QUESTION: Can you say whether the United States or whether you are aware that the U.S. Government ever at some point had any information that Snowden might be on this plane?

MS. PSAKI: I’m not aware of – I’m not aware of, but not something I would get into even if I did know. . . .

QUESTION: At the airport, the Austrian authorities searched the plane of Morales.

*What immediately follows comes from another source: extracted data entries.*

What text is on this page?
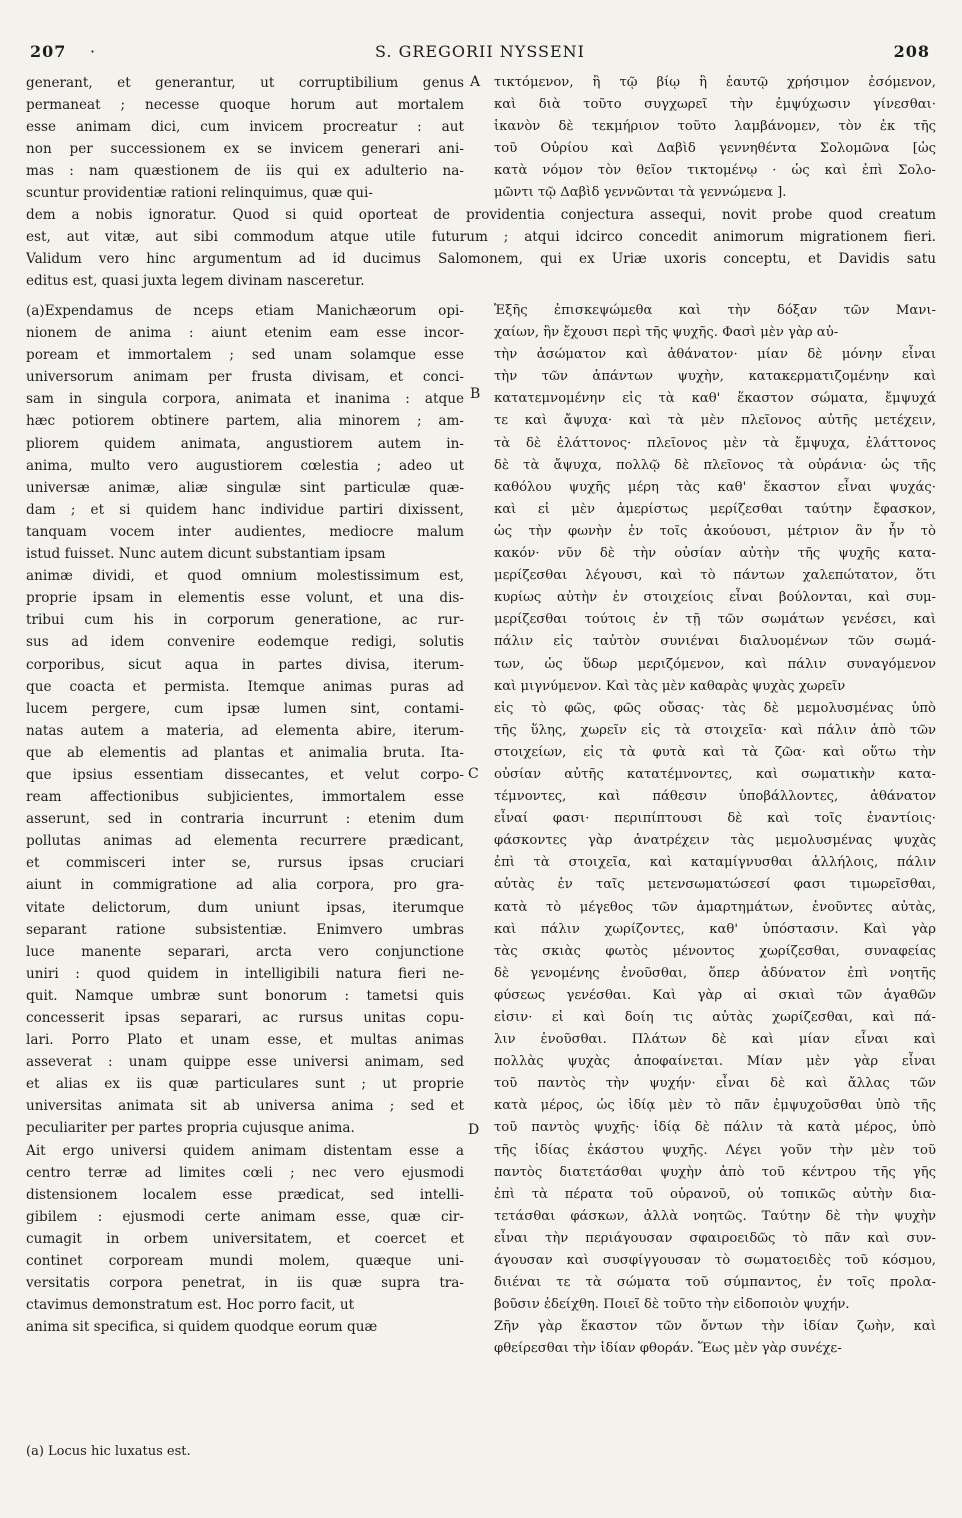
207 ·	S. GREGORII NYSSENI	208
generant, et generantur, ut corruptibilium genus
permaneat ; necesse quoque horum aut mortalem
esse animam dici, cum invicem procreatur : aut
non per successionem ex se invicem generari ani-
mas : nam quæstionem de iis qui ex adulterio na-
scuntur providentiæ rationi relinquimus, quæ qui-
τικτόμενον, ἢ τῷ βίῳ ἢ ἑαυτῷ χρήσιμον ἐσόμενον,
καὶ διὰ τοῦτο συγχωρεῖ τὴν ἐμψύχωσιν γίνεσθαι·
ἱκανὸν δὲ τεκμήριον τοῦτο λαμβάνομεν, τὸν ἐκ τῆς
τοῦ Οὐρίου καὶ Δαβὶδ γεννηθέντα Σολομῶνα [ὡς
κατὰ νόμον τὸν θεῖον τικτομένῳ · ὡς καὶ ἐπὶ Σολο-
μῶντι τῷ Δαβὶδ γεννῶνται τὰ γεννώμενα ].
dem a nobis ignoratur. Quod si quid oporteat de providentia conjectura assequi, novit probe quod creatum
est, aut vitæ, aut sibi commodum atque utile futurum ; atqui idcirco concedit animorum migrationem fieri.
Validum vero hinc argumentum ad id ducimus Salomonem, qui ex Uriæ uxoris conceptu, et Davidis satu
editus est, quasi juxta legem divinam nasceretur.
(a)Expendamus de nceps etiam Manichæorum opi-
nionem de anima : aiunt etenim eam esse incor-
poream et immortalem ; sed unam solamque esse
universorum animam per frusta divisam, et conci-
sam in singula corpora, animata et inanima : atque
hæc potiorem obtinere partem, alia minorem ; am-
pliorem quidem animata, angustiorem autem in-
anima, multo vero augustiorem cœlestia ; adeo ut
universæ animæ, aliæ singulæ sint particulæ quæ-
dam ; et si quidem hanc individue partiri dixissent,
tanquam vocem inter audientes, mediocre malum
istud fuisset. Nunc autem dicunt substantiam ipsam
animæ dividi, et quod omnium molestissimum est,
proprie ipsam in elementis esse volunt, et una dis-
tribui cum his in corporum generatione, ac rur-
sus ad idem convenire eodemque redigi, solutis
corporibus, sicut aqua in partes divisa, iterum-
que coacta et permista. Itemque animas puras ad
lucem pergere, cum ipsæ lumen sint, contami-
natas autem a materia, ad elementa abire, iterum-
que ab elementis ad plantas et animalia bruta. Ita-
que ipsius essentiam dissecantes, et velut corpo-
ream affectionibus subjicientes, immortalem esse
asserunt, sed in contraria incurrunt : etenim dum
pollutas animas ad elementa recurrere prædicant,
et commisceri inter se, rursus ipsas cruciari
aiunt in commigratione ad alia corpora, pro gra-
vitate delictorum, dum uniunt ipsas, iterumque
separant ratione subsistentiæ. Enimvero umbras
luce manente separari, arcta vero conjunctione
uniri : quod quidem in intelligibili natura fieri ne-
quit. Namque umbræ sunt bonorum : tametsi quis
concesserit ipsas separari, ac rursus unitas copu-
lari. Porro Plato et unam esse, et multas animas
asseverat : unam quippe esse universi animam, sed
et alias ex iis quæ particulares sunt ; ut proprie
universitas animata sit ab universa anima ; sed et
peculiariter per partes propria cujusque anima.
Ait ergo universi quidem animam distentam esse a
centro terræ ad limites cœli ; nec vero ejusmodi
distensionem localem esse prædicat, sed intelli-
gibilem : ejusmodi certe animam esse, quæ cir-
cumagit in orbem universitatem, et coercet et
continet corpoream mundi molem, quæque uni-
versitatis corpora penetrat, in iis quæ supra tra-
ctavimus demonstratum est. Hoc porro facit, ut
anima sit specifica, si quidem quodque eorum quæ
Ἑξῆς ἐπισκεψώμεθα καὶ τὴν δόξαν τῶν Μανι-
χαίων, ἣν ἔχουσι περὶ τῆς ψυχῆς. Φασὶ μὲν γὰρ αὐ-
τὴν ἀσώματον καὶ ἀθάνατον· μίαν δὲ μόνην εἶναι
τὴν τῶν ἁπάντων ψυχὴν, κατακερματιζομένην καὶ
κατατεμνομένην εἰς τὰ καθ' ἕκαστον σώματα, ἔμψυχά
τε καὶ ἄψυχα· καὶ τὰ μὲν πλεῖονος αὐτῆς μετέχειν,
τὰ δὲ ἐλάττονος· πλεῖονος μὲν τὰ ἔμψυχα, ἐλάττονος
δὲ τὰ ἄψυχα, πολλῷ δὲ πλεῖονος τὰ οὐράνια· ὡς τῆς
καθόλου ψυχῆς μέρη τὰς καθ' ἕκαστον εἶναι ψυχάς·
καὶ εἰ μὲν ἀμερίστως μερίζεσθαι ταύτην ἔφασκον,
ὡς τὴν φωνὴν ἐν τοῖς ἀκούουσι, μέτριον ἂν ἦν τὸ
κακόν· νῦν δὲ τὴν οὐσίαν αὐτὴν τῆς ψυχῆς κατα-
μερίζεσθαι λέγουσι, καὶ τὸ πάντων χαλεπώτατον, ὅτι
κυρίως αὐτὴν ἐν στοιχείοις εἶναι βούλονται, καὶ συμ-
μερίζεσθαι τούτοις ἐν τῇ τῶν σωμάτων γενέσει, καὶ
πάλιν εἰς ταὐτὸν συνιέναι διαλυομένων τῶν σωμά-
των, ὡς ὕδωρ μεριζόμενον, καὶ πάλιν συναγόμενον
καὶ μιγνύμενον. Καὶ τὰς μὲν καθαρὰς ψυχὰς χωρεῖν
εἰς τὸ φῶς, φῶς οὔσας· τὰς δὲ μεμολυσμένας ὑπὸ
τῆς ὕλης, χωρεῖν εἰς τὰ στοιχεῖα· καὶ πάλιν ἀπὸ τῶν
στοιχείων, εἰς τὰ φυτὰ καὶ τὰ ζῶα· καὶ οὕτω τὴν
οὐσίαν αὐτῆς κατατέμνοντες, καὶ σωματικὴν κατα-
τέμνοντες, καὶ πάθεσιν ὑποβάλλοντες, ἀθάνατον
εἶναί φασι· περιπίπτουσι δὲ καὶ τοῖς ἐναντίοις·
φάσκοντες γὰρ ἀνατρέχειν τὰς μεμολυσμένας ψυχὰς
ἐπὶ τὰ στοιχεῖα, καὶ καταμίγνυσθαι ἀλλήλοις, πάλιν
αὐτὰς ἐν ταῖς μετενσωματώσεσί φασι τιμωρεῖσθαι,
κατὰ τὸ μέγεθος τῶν ἁμαρτημάτων, ἑνοῦντες αὐτὰς,
καὶ πάλιν χωρίζοντες, καθ' ὑπόστασιν. Καὶ γὰρ
τὰς σκιὰς φωτὸς μένοντος χωρίζεσθαι, συναφείας
δὲ γενομένης ἑνοῦσθαι, ὅπερ ἀδύνατον ἐπὶ νοητῆς
φύσεως γενέσθαι. Καὶ γὰρ αἱ σκιαὶ τῶν ἀγαθῶν
εἰσιν· εἰ καὶ δοίη τις αὐτὰς χωρίζεσθαι, καὶ πά-
λιν ἑνοῦσθαι. Πλάτων δὲ καὶ μίαν εἶναι καὶ
πολλὰς ψυχὰς ἀποφαίνεται. Μίαν μὲν γὰρ εἶναι
τοῦ παντὸς τὴν ψυχήν· εἶναι δὲ καὶ ἄλλας τῶν
κατὰ μέρος, ὡς ἰδίᾳ μὲν τὸ πᾶν ἐμψυχοῦσθαι ὑπὸ τῆς
τοῦ παντὸς ψυχῆς· ἰδίᾳ δὲ πάλιν τὰ κατὰ μέρος, ὑπὸ
τῆς ἰδίας ἑκάστου ψυχῆς. Λέγει γοῦν τὴν μὲν τοῦ
παντὸς διατετάσθαι ψυχὴν ἀπὸ τοῦ κέντρου τῆς γῆς
ἐπὶ τὰ πέρατα τοῦ οὐρανοῦ, οὐ τοπικῶς αὐτὴν δια-
τετάσθαι φάσκων, ἀλλὰ νοητῶς. Ταύτην δὲ τὴν ψυχὴν
εἶναι τὴν περιάγουσαν σφαιροειδῶς τὸ πᾶν καὶ συν-
άγουσαν καὶ συσφίγγουσαν τὸ σωματοειδὲς τοῦ κόσμου,
διιέναι τε τὰ σώματα τοῦ σύμπαντος, ἐν τοῖς προλα-
βοῦσιν ἐδείχθη. Ποιεῖ δὲ τοῦτο τὴν εἰδοποιὸν ψυχήν.
Ζῆν γὰρ ἕκαστον τῶν ὄντων τὴν ἰδίαν ζωὴν, καὶ
φθείρεσθαι τὴν ἰδίαν φθοράν. Ἕως μὲν γὰρ συνέχε-
A
B
C
D
(a) Locus hic luxatus est.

Did the U.S. ask for that?

MS. PSAKI: Again, we – I would point you to all of these individual countries to describe to you what happened and why any various decisions were made.

QUESTION: Did you consult with Austrian authorities when they let the plane touch down, when they let plane go on the ground?

MS. PSAKI: I think my last answer answered that question.

That exchange led to headlines confirming what most had already strongly suspected: “US admits contact with other countries over potential Snowden flights.” As Psaki put it, even while refusing to admit that the U.S. was behind the downing of Morales’ plane: “I don’t know that any country doesn’t think that that is what the United States would like to happen.”

Illustrating how little the U.S. cares about even pretending to abide by the standards it imposes on others, the Biden administration on Monday sent out Psaki herself to condemn Belarus’ conduct as “a shocking act” and “a brazen affront to international freedom and peace and security by the regime.” It would not even occur to Biden officials — just for the sake of appearances if nothing else — to try to find someone to do this other than the same person who, in 2013, obfuscated and defended the actions of the U.S. and E.U. in doing the same thing to Bolivia’s presidential plane. U.S. officials simply do not believe that they are bound by the same standards to which its adversaries must be subjected.